Montenegro defende trabalho de investigação “rápido e conclusivo”
Entretanto, o primeiro-ministro, Luís Montenegro, já veio considerar que a denúncia do líder do Chega deve ser investigada de forma célere e conclusiva, defendendo que os órgãos de soberania devem ser respeitados.
“Se houve algum ato de vandalismo, deve ser investigado e os seus responsáveis responsabilizados. É inconcebível numa democracia madura como é a portuguesa“, disse Luís Montenegro, em declarações aos jornalistas à margem da assinatura de acordo de cooperação com a Santa Casa da Misericórdia – Hospital de São João da Madeira.

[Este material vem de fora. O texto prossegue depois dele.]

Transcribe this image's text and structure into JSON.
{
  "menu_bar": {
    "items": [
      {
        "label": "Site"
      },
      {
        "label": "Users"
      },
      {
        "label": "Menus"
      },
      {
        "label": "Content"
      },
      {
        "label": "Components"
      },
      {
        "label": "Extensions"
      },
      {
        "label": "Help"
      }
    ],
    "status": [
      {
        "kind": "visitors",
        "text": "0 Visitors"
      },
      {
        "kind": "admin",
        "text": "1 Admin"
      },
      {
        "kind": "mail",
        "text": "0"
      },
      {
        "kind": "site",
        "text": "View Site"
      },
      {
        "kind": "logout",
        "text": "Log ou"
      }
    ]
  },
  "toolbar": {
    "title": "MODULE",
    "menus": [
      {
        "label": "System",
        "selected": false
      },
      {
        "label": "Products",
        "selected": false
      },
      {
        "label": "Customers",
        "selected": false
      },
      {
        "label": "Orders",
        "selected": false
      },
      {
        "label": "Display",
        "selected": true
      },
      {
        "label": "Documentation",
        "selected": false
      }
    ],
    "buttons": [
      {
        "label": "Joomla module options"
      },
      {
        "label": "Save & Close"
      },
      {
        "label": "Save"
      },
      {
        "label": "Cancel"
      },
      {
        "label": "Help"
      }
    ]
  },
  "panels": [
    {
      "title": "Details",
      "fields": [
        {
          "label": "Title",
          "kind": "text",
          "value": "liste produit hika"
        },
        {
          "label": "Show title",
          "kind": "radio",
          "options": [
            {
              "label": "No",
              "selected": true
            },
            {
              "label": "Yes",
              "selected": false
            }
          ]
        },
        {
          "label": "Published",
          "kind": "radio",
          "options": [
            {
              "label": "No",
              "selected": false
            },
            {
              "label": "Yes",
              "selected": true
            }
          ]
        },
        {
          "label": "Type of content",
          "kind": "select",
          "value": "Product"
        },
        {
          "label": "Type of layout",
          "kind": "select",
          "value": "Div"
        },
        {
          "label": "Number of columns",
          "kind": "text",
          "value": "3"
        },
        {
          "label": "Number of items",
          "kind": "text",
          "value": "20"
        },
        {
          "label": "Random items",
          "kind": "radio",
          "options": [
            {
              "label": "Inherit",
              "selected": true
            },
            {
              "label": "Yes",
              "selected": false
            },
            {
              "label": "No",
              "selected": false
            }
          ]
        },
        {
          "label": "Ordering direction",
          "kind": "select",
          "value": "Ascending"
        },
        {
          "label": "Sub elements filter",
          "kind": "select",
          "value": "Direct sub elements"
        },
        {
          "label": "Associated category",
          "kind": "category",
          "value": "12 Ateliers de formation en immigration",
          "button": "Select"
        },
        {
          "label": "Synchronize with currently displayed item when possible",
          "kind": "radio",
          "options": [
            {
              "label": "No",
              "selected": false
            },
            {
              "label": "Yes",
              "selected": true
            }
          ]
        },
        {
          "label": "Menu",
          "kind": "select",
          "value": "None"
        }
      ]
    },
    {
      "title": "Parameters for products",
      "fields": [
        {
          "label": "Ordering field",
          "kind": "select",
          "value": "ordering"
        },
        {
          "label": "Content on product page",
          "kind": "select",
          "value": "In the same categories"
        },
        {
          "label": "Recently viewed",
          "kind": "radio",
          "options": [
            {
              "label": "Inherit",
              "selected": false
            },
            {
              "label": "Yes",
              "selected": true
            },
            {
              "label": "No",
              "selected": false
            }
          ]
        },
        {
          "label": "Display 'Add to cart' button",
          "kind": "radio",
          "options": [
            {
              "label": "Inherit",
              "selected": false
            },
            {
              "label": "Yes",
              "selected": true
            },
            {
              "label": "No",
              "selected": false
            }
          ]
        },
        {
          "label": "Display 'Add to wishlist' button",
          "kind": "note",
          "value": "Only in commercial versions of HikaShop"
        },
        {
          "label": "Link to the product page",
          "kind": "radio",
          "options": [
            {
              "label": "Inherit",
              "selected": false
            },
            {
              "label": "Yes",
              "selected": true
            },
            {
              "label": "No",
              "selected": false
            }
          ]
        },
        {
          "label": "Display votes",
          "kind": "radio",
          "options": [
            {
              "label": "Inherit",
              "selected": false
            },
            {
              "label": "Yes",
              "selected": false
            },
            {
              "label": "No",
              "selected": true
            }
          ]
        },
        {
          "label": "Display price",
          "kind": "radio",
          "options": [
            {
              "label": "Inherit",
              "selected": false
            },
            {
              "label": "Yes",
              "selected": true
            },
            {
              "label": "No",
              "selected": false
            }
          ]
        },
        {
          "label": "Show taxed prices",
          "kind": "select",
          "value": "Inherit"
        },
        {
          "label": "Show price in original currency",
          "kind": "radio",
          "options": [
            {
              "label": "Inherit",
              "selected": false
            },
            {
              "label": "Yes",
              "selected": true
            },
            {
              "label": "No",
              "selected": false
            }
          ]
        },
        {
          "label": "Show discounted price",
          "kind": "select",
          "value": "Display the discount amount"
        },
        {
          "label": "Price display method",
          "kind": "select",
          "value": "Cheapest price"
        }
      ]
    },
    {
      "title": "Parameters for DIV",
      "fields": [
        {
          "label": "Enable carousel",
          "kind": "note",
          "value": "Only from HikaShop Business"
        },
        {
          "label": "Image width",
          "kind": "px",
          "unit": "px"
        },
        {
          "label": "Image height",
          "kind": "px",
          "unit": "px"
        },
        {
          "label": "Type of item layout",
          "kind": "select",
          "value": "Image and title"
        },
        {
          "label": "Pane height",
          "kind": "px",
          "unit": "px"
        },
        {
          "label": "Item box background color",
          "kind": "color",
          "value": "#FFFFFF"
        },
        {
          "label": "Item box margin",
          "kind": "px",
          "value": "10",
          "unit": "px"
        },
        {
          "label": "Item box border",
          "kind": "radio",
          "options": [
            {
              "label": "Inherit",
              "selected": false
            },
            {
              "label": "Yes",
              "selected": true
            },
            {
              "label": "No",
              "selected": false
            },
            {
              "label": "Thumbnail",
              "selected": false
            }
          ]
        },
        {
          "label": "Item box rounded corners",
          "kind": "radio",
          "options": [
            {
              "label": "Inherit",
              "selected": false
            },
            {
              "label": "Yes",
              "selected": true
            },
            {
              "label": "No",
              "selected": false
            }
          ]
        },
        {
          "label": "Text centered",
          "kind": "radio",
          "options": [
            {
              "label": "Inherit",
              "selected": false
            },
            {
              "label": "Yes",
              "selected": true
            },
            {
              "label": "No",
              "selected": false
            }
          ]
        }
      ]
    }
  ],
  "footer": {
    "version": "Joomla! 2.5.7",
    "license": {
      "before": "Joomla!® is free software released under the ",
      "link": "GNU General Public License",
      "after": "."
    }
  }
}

Sublinhando não ter informação sobre o que aconteceu, o primeiro-ministro destacou, contudo, que, se o alegado vandalismo ocorreu nas instalações de um órgão de soberania, o trabalho de investigação “deve ser rápido e conclusivo” de modo a “erradicar qualquer tentação mais extremista em termos de ataque aos esteios do sistema democrático e ao respeito dos que representam a vontade política do povo português“.
Carneiro pede investigação rápida mas sublinha que fecha sempre o gabinete
O secretário-geral do PS pediu uma investigação rápida ao alegado ato de vandalismo no gabinete do líder do Chega, mas sublinhou que fecha sempre à chave o seu local de trabalho no Parlamento quando não está presente.
José Luís Carneiro defendeu que as “autoridades judiciárias devem proceder à averiguação às investigações o mais rápido possível” parar apurar “o que se terá passado no gabinete” do presidente do Chega, mas sublinhou as suas cautelas de segurança no seu gabinete parlamentar.
“Sou deputado, o meu gabinete sempre esteve fechado à chave quando eu não me encontrava no gabinete, que, aliás, é um procedimento de segurança pessoal que deve sempre ser procedido”, frisou. Questionado sobre se estava a sugerir que houve desleixo por parte de Ventura, Carneiro insistiu que “fechava sempre” o seu gabinete na Assembleia da República.
Sobre se está preocupado com a segurança do Parlamento, o líder do PS remeteu a questão para o presidente da Assembleia da República, José Pedro Aguiar-Branco, insistindo na necessidade de a investigação ser célere porque este tipo de casos “não pode suceder, independentemente da causa, da origem e da responsabilidade”.